Gdy
sięgam pamięcią kilkanaście lat wstecz, to przypominam sobie te wszystkie
godziny spędzone przed komputerem, gdy z wypiekami na twarzy odpierało się
kolejne hordy Zergów grając w Starcrafta czy też orków podczas zabawy w
Warcrafta. RTS-y w ówczesnym czasie potrafiły przykuć na długie godziny.
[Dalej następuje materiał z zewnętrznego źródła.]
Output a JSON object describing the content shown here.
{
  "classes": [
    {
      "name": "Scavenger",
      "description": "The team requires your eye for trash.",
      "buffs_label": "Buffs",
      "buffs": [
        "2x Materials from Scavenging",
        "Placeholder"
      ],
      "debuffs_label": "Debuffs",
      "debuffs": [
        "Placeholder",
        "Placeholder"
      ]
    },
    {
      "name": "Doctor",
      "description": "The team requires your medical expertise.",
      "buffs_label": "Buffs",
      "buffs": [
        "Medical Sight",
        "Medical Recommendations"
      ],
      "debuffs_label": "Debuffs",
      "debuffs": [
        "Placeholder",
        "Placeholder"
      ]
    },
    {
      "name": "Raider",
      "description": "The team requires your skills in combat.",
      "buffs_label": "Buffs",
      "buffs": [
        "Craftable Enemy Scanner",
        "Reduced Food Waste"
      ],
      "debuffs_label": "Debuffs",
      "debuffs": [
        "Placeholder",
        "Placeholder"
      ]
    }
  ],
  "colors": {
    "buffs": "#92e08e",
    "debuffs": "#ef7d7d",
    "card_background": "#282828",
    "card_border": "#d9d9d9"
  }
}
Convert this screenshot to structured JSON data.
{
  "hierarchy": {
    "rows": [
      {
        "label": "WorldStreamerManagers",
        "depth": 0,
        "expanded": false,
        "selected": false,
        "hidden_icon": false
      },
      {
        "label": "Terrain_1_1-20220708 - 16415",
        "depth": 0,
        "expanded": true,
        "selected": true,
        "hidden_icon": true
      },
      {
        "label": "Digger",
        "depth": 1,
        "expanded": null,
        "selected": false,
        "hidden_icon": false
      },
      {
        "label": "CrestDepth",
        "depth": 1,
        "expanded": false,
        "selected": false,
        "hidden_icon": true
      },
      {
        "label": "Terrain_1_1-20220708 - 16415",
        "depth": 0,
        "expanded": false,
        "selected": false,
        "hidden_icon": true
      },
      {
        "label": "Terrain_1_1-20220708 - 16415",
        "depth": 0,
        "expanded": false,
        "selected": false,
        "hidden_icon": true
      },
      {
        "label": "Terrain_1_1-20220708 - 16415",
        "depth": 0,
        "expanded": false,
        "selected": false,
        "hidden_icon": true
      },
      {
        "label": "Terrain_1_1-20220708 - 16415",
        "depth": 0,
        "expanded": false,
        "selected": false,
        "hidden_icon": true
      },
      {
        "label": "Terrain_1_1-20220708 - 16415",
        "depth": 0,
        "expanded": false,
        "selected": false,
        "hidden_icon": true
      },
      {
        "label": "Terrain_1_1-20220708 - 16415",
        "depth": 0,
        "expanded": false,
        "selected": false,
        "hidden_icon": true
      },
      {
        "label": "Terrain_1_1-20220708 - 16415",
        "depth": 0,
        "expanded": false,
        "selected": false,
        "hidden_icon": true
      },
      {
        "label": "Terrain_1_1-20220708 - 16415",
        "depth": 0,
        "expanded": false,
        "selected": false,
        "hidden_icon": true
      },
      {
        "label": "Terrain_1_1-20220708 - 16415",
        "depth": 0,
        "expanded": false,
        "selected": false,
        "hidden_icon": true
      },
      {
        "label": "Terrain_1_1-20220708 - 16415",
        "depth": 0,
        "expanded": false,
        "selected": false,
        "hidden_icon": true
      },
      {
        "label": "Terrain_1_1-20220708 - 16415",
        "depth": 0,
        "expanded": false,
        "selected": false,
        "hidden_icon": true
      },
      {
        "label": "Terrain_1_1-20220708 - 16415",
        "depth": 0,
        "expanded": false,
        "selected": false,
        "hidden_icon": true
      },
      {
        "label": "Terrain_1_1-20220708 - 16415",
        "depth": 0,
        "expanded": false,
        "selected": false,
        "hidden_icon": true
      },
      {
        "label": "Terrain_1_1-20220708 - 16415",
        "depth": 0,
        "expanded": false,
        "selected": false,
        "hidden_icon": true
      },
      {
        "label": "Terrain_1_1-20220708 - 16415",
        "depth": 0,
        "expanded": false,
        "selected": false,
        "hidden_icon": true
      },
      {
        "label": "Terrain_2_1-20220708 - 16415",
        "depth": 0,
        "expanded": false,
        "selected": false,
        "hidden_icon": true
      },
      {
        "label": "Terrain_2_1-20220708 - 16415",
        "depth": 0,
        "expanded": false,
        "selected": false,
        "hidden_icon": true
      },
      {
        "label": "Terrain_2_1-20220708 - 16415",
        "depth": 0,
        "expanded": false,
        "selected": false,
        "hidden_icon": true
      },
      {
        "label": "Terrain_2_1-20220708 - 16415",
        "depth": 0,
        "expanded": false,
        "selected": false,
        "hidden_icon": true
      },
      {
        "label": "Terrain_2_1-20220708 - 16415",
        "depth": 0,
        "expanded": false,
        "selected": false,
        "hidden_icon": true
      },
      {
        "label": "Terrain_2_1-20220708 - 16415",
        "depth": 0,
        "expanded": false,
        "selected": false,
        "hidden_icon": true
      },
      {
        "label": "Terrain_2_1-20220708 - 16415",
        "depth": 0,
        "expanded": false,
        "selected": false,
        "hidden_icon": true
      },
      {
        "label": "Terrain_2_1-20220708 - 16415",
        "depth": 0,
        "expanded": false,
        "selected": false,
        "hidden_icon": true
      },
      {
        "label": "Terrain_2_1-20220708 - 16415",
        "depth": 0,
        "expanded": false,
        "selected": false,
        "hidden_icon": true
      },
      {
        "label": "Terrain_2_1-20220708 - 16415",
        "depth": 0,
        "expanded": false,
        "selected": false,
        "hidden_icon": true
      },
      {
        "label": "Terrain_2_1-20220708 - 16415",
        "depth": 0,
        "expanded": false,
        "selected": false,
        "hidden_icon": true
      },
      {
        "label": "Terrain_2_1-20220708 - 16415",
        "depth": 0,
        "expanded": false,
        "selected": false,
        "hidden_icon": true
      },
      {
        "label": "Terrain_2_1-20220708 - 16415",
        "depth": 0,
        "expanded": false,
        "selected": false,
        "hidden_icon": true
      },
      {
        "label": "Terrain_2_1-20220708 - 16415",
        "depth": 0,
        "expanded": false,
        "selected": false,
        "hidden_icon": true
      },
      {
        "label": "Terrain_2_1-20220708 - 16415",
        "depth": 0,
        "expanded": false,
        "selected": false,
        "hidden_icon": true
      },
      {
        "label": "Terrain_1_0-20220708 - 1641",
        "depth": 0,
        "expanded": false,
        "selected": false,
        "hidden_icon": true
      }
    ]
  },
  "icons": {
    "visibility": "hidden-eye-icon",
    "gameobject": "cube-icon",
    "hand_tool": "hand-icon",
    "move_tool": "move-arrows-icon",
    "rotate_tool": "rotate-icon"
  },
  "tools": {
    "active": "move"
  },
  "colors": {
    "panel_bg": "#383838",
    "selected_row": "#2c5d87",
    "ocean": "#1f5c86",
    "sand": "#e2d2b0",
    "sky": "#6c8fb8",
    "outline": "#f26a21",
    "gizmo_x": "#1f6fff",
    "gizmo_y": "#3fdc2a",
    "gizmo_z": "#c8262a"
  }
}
Szczerze mówiąc, po iluś tam latach rozłąki, zainstalowałem sobie
zremasterowaną wersję pierwszego Starcrafta i te emocje wróciły. Czemu w ogóle
o tym piszę?
Nadarzyła
się okazja, żeby móc zagrać w planszowego RTS-a, czyli Strażników Xobos. Gra
zaliczyła swoisty falstart, gdyż pierwotnie pojawiła się na wspieram.to i
została wycofana. Wzięto zatem sobie do serca głosy graczy, poprawiono szatę
graficzną i oto mamy nową kampanię Strażników Xobos, ale tym razem na
platformie zagramw.to.
Jako, że do celów recenzji gry
otrzymaliśmy jej prototyp, nie będziemy się odnosić do jakości komponentów.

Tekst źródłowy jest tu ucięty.